Meski begitu, untuk skala kecil dan menengah, menurutnya, masih memungkinkan dilakukan perluasan lahan sawit di wilayah utara Kotim seperti Tualan Hulu, Mentaya Hulu, dan Bukit Santuai.
“Kalau skala besar, kemungkinan tidak ada lahan lagi. Namun kalau mau memanfaatkan lahan yang belum tergarap sekitar 20 hingga 30 ribu, mungkin masih bisa. Tentu saja proses pembebasannya harus dilakukan hati-hati untuk menghindari konflik atau sengketa,” bebernya.
Disebutkannya, saat ini sejumlah perusahaan sawit di Kotim belum bisa menguasai dan mengelola lahan secara penuh meski telah memiliki Hak Guna Usaha (HGU). “Penyebabnya adalah keberadaan hutan adat dan tanah milik masyarakat yang memerlukan proses ganti rugi. Kalau masyarakat tidak bersedia melepaskan lahan, perusahaan tidak dapat menguasainya," tukasnya.
“Lahan pada kawasan hutan di Kotim ada pemiliknya. Meski masyarakat tidak memiliki dokumen alas hak, tapi lahan-lahan itu sudah dikelola secara turun-temurun. Makanya ada satu perusahaan sawit di Kotim yang memiliki HGU hampir 1.000 hektar, tapi lahan itu belum dapat dikuasai,” sambungnya.

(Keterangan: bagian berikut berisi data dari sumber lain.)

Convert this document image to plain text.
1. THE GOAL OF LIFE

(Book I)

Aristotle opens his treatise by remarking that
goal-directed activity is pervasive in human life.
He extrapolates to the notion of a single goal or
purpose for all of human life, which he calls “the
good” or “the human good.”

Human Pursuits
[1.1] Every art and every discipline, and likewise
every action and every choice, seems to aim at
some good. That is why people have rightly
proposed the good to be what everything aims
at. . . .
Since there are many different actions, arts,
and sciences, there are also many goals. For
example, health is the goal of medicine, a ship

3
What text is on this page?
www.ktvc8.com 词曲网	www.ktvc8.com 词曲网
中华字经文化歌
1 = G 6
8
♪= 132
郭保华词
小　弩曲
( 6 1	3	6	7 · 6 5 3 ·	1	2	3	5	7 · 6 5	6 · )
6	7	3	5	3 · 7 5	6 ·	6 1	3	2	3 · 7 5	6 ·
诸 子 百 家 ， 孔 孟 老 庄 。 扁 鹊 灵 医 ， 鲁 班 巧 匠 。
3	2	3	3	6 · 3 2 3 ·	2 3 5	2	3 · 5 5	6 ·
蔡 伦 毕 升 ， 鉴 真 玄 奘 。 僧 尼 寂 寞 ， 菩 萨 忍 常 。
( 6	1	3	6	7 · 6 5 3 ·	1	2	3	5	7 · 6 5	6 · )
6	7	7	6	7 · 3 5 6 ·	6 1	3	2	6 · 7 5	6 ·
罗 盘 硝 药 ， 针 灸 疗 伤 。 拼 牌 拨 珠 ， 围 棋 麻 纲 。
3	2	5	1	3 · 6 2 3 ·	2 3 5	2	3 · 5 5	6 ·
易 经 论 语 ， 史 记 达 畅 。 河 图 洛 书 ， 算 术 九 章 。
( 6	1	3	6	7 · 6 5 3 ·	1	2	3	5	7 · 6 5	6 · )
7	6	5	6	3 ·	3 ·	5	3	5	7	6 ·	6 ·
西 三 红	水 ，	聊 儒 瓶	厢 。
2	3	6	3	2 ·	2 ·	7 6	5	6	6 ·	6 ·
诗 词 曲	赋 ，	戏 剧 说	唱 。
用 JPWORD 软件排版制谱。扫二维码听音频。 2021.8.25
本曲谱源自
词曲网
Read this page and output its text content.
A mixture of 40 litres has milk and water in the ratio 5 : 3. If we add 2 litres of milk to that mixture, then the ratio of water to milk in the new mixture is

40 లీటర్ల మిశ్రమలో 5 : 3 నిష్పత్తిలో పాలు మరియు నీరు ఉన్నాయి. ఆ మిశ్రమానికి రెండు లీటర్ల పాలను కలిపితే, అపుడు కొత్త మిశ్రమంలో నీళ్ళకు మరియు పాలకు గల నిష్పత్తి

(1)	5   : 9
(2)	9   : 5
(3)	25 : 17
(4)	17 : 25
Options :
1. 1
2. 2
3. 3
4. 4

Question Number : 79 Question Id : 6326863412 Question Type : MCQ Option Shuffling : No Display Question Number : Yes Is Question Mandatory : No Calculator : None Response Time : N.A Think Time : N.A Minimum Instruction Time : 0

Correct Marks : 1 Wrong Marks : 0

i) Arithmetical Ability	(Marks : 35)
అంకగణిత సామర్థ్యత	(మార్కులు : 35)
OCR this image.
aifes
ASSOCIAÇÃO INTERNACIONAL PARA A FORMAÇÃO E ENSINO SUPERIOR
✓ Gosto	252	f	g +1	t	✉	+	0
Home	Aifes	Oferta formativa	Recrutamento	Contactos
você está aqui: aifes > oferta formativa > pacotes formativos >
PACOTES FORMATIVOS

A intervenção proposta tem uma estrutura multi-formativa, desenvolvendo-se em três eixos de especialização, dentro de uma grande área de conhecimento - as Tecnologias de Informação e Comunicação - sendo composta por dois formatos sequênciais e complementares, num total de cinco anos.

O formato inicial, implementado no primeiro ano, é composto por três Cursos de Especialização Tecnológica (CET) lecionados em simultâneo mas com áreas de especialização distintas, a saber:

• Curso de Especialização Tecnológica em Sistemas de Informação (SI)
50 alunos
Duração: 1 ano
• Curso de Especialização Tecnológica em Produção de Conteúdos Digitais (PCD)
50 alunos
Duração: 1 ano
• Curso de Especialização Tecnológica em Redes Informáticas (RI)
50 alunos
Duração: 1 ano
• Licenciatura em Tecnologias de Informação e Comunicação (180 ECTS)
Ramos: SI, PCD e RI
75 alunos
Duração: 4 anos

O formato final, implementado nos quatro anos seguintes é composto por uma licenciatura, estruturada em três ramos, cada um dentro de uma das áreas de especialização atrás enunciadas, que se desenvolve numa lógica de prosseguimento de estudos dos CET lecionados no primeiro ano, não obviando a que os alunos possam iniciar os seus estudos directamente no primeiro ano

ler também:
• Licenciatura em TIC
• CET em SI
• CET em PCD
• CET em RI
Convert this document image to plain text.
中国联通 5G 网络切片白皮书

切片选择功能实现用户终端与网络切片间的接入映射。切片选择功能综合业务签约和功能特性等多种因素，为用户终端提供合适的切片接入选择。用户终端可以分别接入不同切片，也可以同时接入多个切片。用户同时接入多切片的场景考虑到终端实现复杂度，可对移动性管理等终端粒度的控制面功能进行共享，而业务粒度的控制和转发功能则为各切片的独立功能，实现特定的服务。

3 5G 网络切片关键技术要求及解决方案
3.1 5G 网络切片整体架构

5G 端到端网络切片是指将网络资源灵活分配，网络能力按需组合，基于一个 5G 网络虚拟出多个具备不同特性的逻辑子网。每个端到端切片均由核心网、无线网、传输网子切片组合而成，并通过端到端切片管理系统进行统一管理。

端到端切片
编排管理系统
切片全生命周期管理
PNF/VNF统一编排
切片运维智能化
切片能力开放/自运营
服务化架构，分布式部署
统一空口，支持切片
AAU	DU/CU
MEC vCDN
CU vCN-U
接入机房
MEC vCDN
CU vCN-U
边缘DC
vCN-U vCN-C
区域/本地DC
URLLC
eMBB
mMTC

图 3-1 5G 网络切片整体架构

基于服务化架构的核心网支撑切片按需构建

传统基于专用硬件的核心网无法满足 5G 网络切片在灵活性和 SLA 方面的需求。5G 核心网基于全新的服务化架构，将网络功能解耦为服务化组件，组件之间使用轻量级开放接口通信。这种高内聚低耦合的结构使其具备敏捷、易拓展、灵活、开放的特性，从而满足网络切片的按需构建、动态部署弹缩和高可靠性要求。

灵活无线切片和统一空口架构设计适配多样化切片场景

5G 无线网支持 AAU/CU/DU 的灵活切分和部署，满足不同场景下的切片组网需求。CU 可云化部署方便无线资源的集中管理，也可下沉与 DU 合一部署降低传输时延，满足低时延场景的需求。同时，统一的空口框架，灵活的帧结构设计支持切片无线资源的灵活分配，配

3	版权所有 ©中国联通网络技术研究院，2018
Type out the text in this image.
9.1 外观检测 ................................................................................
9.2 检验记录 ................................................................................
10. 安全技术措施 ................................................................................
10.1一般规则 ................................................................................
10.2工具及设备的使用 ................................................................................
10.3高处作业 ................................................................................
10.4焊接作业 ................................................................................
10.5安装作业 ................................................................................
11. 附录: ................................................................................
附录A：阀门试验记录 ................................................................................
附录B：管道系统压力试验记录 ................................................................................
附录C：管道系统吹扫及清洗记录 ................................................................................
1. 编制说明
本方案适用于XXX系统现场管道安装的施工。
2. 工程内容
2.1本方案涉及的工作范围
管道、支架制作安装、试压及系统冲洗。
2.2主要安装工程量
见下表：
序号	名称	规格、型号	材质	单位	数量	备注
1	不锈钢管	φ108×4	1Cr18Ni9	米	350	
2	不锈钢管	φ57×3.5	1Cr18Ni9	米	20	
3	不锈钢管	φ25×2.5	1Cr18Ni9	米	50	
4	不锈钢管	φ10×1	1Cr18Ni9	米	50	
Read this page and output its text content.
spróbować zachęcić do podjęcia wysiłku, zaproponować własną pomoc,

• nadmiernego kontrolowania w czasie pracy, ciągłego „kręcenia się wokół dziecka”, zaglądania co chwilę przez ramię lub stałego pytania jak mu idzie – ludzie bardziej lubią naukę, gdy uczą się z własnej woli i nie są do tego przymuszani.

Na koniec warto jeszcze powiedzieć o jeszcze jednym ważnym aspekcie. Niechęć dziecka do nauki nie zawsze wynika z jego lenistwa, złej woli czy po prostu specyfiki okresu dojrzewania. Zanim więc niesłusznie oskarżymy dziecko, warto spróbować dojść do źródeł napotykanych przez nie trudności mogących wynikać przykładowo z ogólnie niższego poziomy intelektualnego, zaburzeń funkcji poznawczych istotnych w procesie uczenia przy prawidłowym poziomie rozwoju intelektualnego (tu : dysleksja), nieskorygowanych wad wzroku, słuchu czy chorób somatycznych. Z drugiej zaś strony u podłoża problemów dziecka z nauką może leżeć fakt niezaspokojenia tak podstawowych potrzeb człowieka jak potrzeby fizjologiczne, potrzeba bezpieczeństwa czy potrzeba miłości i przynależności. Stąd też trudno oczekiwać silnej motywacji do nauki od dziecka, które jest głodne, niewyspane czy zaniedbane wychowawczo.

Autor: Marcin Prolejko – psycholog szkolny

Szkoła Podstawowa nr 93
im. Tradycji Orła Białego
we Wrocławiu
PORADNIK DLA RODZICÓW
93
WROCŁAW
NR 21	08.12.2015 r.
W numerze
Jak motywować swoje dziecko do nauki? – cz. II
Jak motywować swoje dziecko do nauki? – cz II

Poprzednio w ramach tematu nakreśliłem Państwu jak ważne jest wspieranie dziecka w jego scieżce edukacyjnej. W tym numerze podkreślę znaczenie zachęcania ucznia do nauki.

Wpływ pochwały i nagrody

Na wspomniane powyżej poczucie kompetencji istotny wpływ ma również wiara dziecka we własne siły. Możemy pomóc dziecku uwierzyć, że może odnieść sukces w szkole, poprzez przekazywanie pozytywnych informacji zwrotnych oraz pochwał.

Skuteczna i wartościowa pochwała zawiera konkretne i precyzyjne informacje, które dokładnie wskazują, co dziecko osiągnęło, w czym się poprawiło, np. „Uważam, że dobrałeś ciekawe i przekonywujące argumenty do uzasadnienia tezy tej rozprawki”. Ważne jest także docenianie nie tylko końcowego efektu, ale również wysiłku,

Untuk menghindari dan menyelesaikan konflik, menurutnya, pemerintah daerah terus mendorong perusahaan dan masyarakat menjalin kemitraan. “Bisa saja pola kerja samanya adalah bagi hasil. Lahan tetap menjadi milik masyarakat, tetapi dikelola, ditanam, dan dipelihara oleh perusahaan. Hasilnya dibagi dua," paparnya.